Singapore Remains Committed to Islamic Finance Despite Expiry of Tax Incentives

Singapore remains committed to supporting the growth of Islamic financing despite the the expiry of tax incentives introduced for the sector in Budget 2008.

 

Speaking at the Islamic Finance News Singapore Roadshow early this month, Ng Nam Sin, Assistant Managing Director, Monetary Authority of Singapore, explained that like all tax breaks, the incentives for Islamic finance had a fixed tenure, in this case, of five years.

 

"It is useful to note that Islamic Finance activities will continue to be incentivized alongside conventional finance activities under our other existing schemes," says Ng. "The lapsing of the two incentives is thus no reflection of MAS’ continuing commitment to develop Islamic financial services in Singapore."

 

Ng emphasised that Singapore’s proposition for Islamic finance must be broader than just tax advantage.
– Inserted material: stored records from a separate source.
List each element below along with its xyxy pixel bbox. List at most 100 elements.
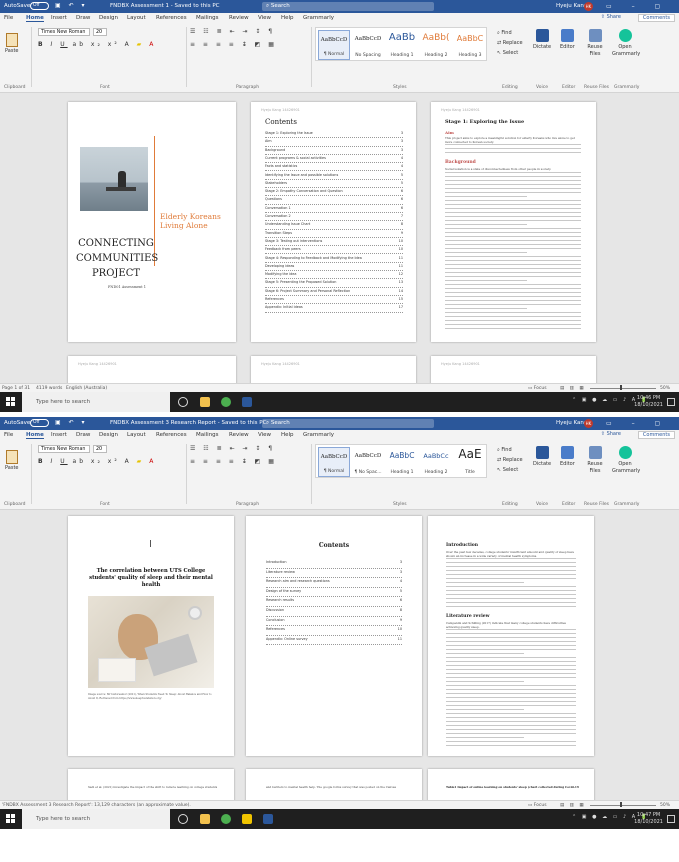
page-stage-1[interactable]: Hyeju Kang 14426901 Stage 1: Exploring t… xyxy=(431,102,596,342)
toc-entry[interactable]: Conversation 2 7 xyxy=(265,214,403,222)
find-button[interactable]: ⌕ Find xyxy=(497,445,523,455)
user-name[interactable]: Hyeju Kang xyxy=(556,3,587,9)
autosave-toggle[interactable]: Off xyxy=(30,419,49,427)
tab-review[interactable]: Review xyxy=(229,15,249,21)
page-contents[interactable]: Contents Introduction 3 Literature review 3… xyxy=(246,516,422,756)
style-heading-2[interactable]: AaBbCc Heading 2 xyxy=(420,447,452,477)
toc-entry[interactable]: References 10 xyxy=(266,627,402,636)
tab-mailings[interactable]: Mailings xyxy=(196,432,219,438)
clock[interactable]: 10:46 PM 18/10/2021 xyxy=(634,395,663,409)
list-buttons[interactable]: ☰ ☷ ≣ ⇤ ⇥ ↕ ¶ xyxy=(190,445,275,452)
tab-draw[interactable]: Draw xyxy=(76,15,90,21)
toc-entry[interactable]: Transition Steps 9 xyxy=(265,231,403,238)
clock[interactable]: 10:47 PM 18/10/2021 xyxy=(634,812,663,826)
zoom-level[interactable]: 50% xyxy=(660,803,670,808)
avatar[interactable]: HK xyxy=(584,2,593,11)
tab-insert[interactable]: Insert xyxy=(51,432,67,438)
tab-layout[interactable]: Layout xyxy=(127,432,146,438)
sticky-notes-icon[interactable] xyxy=(242,814,252,824)
toc-entry[interactable]: Current programs & social activities 4 xyxy=(265,156,403,164)
cortana-icon[interactable] xyxy=(178,397,188,407)
style-normal[interactable]: AaBbCcD ¶ Normal xyxy=(318,30,350,60)
document-title[interactable]: FNDBX Assessment 3 Research Report - Sav… xyxy=(110,420,266,426)
tab-insert[interactable]: Insert xyxy=(51,15,67,21)
chrome-icon[interactable] xyxy=(221,397,231,407)
search-box[interactable]: ⌕ Search xyxy=(262,419,434,428)
tab-layout[interactable]: Layout xyxy=(127,15,146,21)
zoom-slider[interactable] xyxy=(590,805,656,806)
word-app-icon[interactable] xyxy=(242,397,252,407)
list-buttons[interactable]: ☰ ☷ ≣ ⇤ ⇥ ↕ ¶ xyxy=(190,28,275,35)
dictate-button[interactable]: Dictate xyxy=(533,446,551,468)
zoom-slider-thumb[interactable] xyxy=(620,385,622,390)
window-controls-icon[interactable]: ▭ – ▢ ✕ xyxy=(606,420,679,427)
toc-entry[interactable]: Conclusion 9 xyxy=(266,618,402,627)
taskbar-search[interactable]: Type here to search xyxy=(22,809,170,829)
paste-button[interactable]: Paste xyxy=(5,33,19,54)
page-4[interactable]: Sadi et al. (2021) investigate the impac… xyxy=(68,769,234,801)
focus-button[interactable]: ▭ Focus xyxy=(528,386,547,391)
zoom-slider-thumb[interactable] xyxy=(620,802,622,807)
windows-start-icon[interactable] xyxy=(6,814,16,824)
avatar[interactable]: HK xyxy=(584,419,593,428)
tab-view[interactable]: View xyxy=(258,432,271,438)
select-button[interactable]: ↖ Select xyxy=(497,48,523,58)
toc-entry[interactable]: Research results 6 xyxy=(266,598,402,607)
file-explorer-icon[interactable] xyxy=(200,814,210,824)
page-5[interactable]: and barriers to mental health help. The … xyxy=(246,769,422,801)
page-6[interactable]: Table1 Impact of online learning on stud… xyxy=(428,769,594,801)
toc-entry[interactable]: Stakeholders 5 xyxy=(265,181,403,189)
tab-review[interactable]: Review xyxy=(229,432,249,438)
toc-entry[interactable]: Stage 3: Testing out interventions 10 xyxy=(265,239,403,247)
view-mode-icons[interactable]: ▤ ▥ ▦ xyxy=(560,803,586,808)
toc-entry[interactable]: Stage 2: Empathy Conversation and Questi… xyxy=(265,189,403,197)
style-heading-3[interactable]: AaBbC Heading 3 xyxy=(454,30,486,60)
select-button[interactable]: ↖ Select xyxy=(497,465,523,475)
toc-entry[interactable]: Appendix: Initial ideas 17 xyxy=(265,305,403,313)
page-introduction[interactable]: Introduction Over the past few decades, … xyxy=(428,516,594,756)
window-controls-icon[interactable]: ▭ – ▢ ✕ xyxy=(606,3,679,10)
replace-button[interactable]: ⇄ Replace xyxy=(497,455,523,465)
grammarly-button[interactable]: Open Grammarly xyxy=(612,29,640,58)
page-6[interactable]: Hyeju Kang 14426901 xyxy=(431,356,596,384)
toc-entry[interactable]: Literature review 3 xyxy=(266,570,402,579)
dictate-button[interactable]: Dictate xyxy=(533,29,551,51)
taskbar-search[interactable]: Type here to search xyxy=(22,392,170,412)
page-cover[interactable]: Elderly Koreans Living Alone CONNECTING … xyxy=(68,102,236,342)
toc-entry[interactable]: Feedback from peers 10 xyxy=(265,247,403,255)
toc-entry[interactable]: Conversation 1 6 xyxy=(265,206,403,213)
style-title[interactable]: AaE Title xyxy=(454,447,486,477)
style-no-spacing[interactable]: AaBbCcD No Spacing xyxy=(352,30,384,60)
quick-access-save-icon[interactable]: ▣ ↶ ▾ xyxy=(55,419,88,426)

He explained that the nation's success as an international financial sector stems from its high standards of regulation; deep and liquid capital market, the presence of international buy side players, and a critical mass of financial intermediaries with expertise to address a wide range of financing needs.

 

"It is these strengths that allow Singapore to support the growth of Islamic finance," says Ng.

 

Ng says that the government will maintain its fundamental approach of providing a level playing field between Islamic and conventional finance. 

 

"The growth potential for Islamic finance in Singapore is strong," says Ng. "As such MAS remains committed to further grow this important sector of our financial services industry."

 

The global Islamic finance industry has grown to reach some US$1.3 trillion in total asset size. Sukuk issuance reached a record level in 2012.  The demand for these Islamic financial products came not only from the Muslim community, but also non-Muslim investors. Thus, Islamic finance now features prominently alongside other conventional financial services.

 

With a view on this trend, Singapore started to promote Islamic finance in 2004. The government's aim is to leverage the country's strengths in wholesale banking, asset management and capital markets to allow Islamic financial services to flourish, alongside other conventional financial services.